Cultural histories of Renaissance Italy largely focus on Florence, Rome, and Venice so this study on Bologna is a significant contribution to a more complex understanding of Renaissance society. Yet it also unwittingly illustrates the shortcomings of the term Italian, a blanket nomenclature that can obscure the real incongruities of the peninsula’s cultural landscape prior to unification. Adding to art historical research by Babette Bohn or Caroline Murphy, Campbell’s study once again points to the city of Bologna as a unique site of female power and presence between the fifteenth and eighteenth centuries. It had an early and significant tradition of women scholars and produced an unusually large number of women artists, the best known of whom was Lavinia Fontana.

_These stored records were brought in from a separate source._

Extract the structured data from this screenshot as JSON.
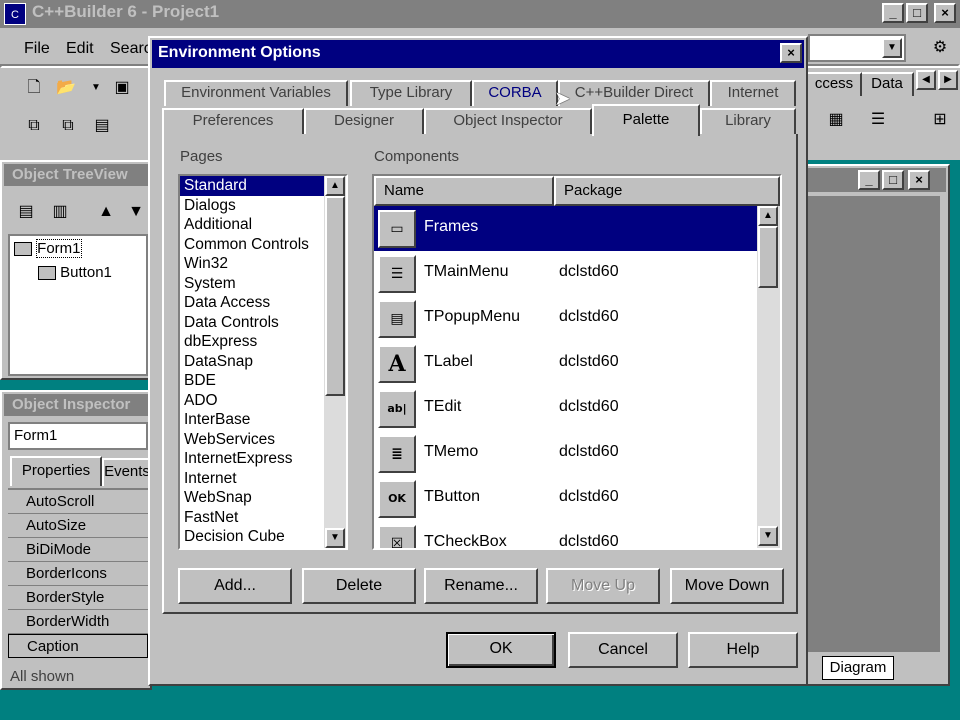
{
  "main_window": {
    "title": "C++Builder 6 - Project1",
    "menu": [
      "File",
      "Edit",
      "Search"
    ],
    "palette_tabs": [
      "ccess",
      "Data"
    ]
  },
  "object_treeview": {
    "title": "Object TreeView",
    "items": [
      "Form1",
      "Button1"
    ]
  },
  "object_inspector": {
    "title": "Object Inspector",
    "selected_object": "Form1",
    "tabs": [
      "Properties",
      "Events"
    ],
    "properties": [
      "AutoScroll",
      "AutoSize",
      "BiDiMode",
      "BorderIcons",
      "BorderStyle",
      "BorderWidth",
      "Caption"
    ],
    "status": "All shown"
  },
  "form_designer": {
    "tab": "Diagram"
  },
  "dialog": {
    "title": "Environment Options",
    "tabs_row1": [
      "Environment Variables",
      "Type Library",
      "CORBA",
      "C++Builder Direct",
      "Internet"
    ],
    "tabs_row2": [
      "Preferences",
      "Designer",
      "Object Inspector",
      "Palette",
      "Library"
    ],
    "active_tab": "Palette",
    "pages_label": "Pages",
    "pages": [
      "Standard",
      "Dialogs",
      "Additional",
      "Common Controls",
      "Win32",
      "System",
      "Data Access",
      "Data Controls",
      "dbExpress",
      "DataSnap",
      "BDE",
      "ADO",
      "InterBase",
      "WebServices",
      "InternetExpress",
      "Internet",
      "WebSnap",
      "FastNet",
      "Decision Cube"
    ],
    "components_label": "Components",
    "columns": [
      "Name",
      "Package"
    ],
    "components": [
      {
        "name": "Frames",
        "package": "",
        "icon": "frame-icon"
      },
      {
        "name": "TMainMenu",
        "package": "dclstd60",
        "icon": "mainmenu-icon"
      },
      {
        "name": "TPopupMenu",
        "package": "dclstd60",
        "icon": "popupmenu-icon"
      },
      {
        "name": "TLabel",
        "package": "dclstd60",
        "icon": "label-icon"
      },
      {
        "name": "TEdit",
        "package": "dclstd60",
        "icon": "edit-icon"
      },
      {
        "name": "TMemo",
        "package": "dclstd60",
        "icon": "memo-icon"
      },
      {
        "name": "TButton",
        "package": "dclstd60",
        "icon": "button-icon"
      },
      {
        "name": "TCheckBox",
        "package": "dclstd60",
        "icon": "checkbox-icon"
      }
    ],
    "action_buttons": [
      "Add...",
      "Delete",
      "Rename...",
      "Move Up",
      "Move Down"
    ],
    "footer_buttons": [
      "OK",
      "Cancel",
      "Help"
    ]
  }
}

Only three of the works in this study are by Fontana, but the artist is known to have had strong ties of patronage to the city’s noblewomen. Campbell emphasizes that there is little empirical evidence about the portraits discussed here and thus she aims to move “beyond biography or patronage,” (p. 5), but the unique history of women in Bologna begs some degree of speculation about the possible intensions of a male or female patron. At the end of chapter three it is suggested that it could be argued that these portraits reveal how female aging was threatening and therefore in need of regulation (p. 83). The author does not choose to elaborate on this point, but again one ponders its significance for questions of patronage. We know that widows and older women acquired greater freedom as they moved away from the normative structures of marriage and birth. Did the patron of such a work seek to impose new order on the subject or quell the anxieties of the viewer? Campbell explicitly states that her focus is on an audience-based reading and she points out that a modern sense of individualism is anachronistic to understanding these highly realistic visages, nevertheless the modernist will be struck by the unique features and dignified expressions of the sitters in sixteen beautiful color plates. This modernist longs to read next about their rescue from obscurity and invisibility by a future scholar who will return to them a sense of personhood beyond the label of “Gentlewoman,” “Widow” or “Old Woman.”